La tâche de vaincre Hitler peut être longue et ardue. Il y a quelques apaisants et sympathisants nazis qui disent que cela ne peut pas être fait. Ils me demandent même de négocier avec Hitler – de prier pour les miettes de sa table victorieuse. En fait, ils me demandent de devenir le Benoît moderne Arnold et de trahir tout ce que je tiens cher – ma dévouement à notre liberté – à nos églises – à notre pays.
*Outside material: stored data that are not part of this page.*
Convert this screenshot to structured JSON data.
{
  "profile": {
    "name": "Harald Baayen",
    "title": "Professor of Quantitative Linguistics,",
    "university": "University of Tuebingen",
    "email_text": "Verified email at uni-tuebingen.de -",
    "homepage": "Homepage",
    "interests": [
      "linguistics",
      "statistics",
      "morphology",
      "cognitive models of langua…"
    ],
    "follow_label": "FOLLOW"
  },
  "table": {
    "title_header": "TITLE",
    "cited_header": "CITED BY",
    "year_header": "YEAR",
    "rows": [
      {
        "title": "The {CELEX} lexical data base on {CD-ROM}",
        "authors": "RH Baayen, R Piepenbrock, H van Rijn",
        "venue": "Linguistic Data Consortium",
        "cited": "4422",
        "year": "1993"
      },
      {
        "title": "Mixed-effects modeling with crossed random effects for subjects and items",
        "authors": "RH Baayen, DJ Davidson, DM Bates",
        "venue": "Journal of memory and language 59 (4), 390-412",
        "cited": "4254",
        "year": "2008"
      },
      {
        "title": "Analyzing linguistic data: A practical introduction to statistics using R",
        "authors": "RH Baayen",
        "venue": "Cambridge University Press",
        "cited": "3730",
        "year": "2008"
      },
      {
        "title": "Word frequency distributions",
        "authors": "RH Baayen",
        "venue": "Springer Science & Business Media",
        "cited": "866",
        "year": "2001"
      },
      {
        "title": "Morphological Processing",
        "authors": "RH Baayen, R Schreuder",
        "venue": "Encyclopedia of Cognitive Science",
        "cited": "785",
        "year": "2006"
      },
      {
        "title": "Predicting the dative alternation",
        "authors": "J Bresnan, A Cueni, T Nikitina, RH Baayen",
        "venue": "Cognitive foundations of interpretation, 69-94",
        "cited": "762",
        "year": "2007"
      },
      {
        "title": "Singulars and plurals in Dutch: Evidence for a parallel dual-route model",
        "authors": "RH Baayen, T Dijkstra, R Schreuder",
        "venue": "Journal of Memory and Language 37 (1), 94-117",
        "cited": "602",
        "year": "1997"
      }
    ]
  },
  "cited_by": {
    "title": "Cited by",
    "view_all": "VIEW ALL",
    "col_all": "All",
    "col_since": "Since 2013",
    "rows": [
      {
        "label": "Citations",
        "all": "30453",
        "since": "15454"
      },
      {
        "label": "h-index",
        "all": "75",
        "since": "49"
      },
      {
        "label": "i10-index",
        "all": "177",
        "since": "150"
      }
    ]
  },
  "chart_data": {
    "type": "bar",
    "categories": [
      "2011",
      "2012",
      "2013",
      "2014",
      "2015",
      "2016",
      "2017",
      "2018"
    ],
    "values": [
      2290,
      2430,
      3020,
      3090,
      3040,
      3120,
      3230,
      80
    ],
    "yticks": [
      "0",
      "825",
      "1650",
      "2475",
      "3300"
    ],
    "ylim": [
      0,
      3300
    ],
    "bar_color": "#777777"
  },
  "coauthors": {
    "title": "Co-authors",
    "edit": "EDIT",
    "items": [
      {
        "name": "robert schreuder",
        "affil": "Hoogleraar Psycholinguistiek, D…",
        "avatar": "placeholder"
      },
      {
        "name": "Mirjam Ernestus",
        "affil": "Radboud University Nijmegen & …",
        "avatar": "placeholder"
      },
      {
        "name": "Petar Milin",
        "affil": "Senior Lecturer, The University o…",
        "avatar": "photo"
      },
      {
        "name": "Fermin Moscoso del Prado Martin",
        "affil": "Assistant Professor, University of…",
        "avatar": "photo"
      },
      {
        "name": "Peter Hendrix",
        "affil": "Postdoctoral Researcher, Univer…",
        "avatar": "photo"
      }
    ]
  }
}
Ce cours que j’ai rejeté – je le rejette à nouveau.
Au lieu de cela, je sais que je parle la conscience et la détermination du peuple américain quand je dis que nous ferons tout ce qui est en notre pouvoir pour écraser Hitler et ses forces nazies.
Les travailleurs américains, les agriculteurs américains, les hommes d’affaires américains, les gens de l’église américaine – nous tous ensemble – ont la grande responsabilité et le grand privilège de travailler pour construire un monde démocratique sur des fondations durables.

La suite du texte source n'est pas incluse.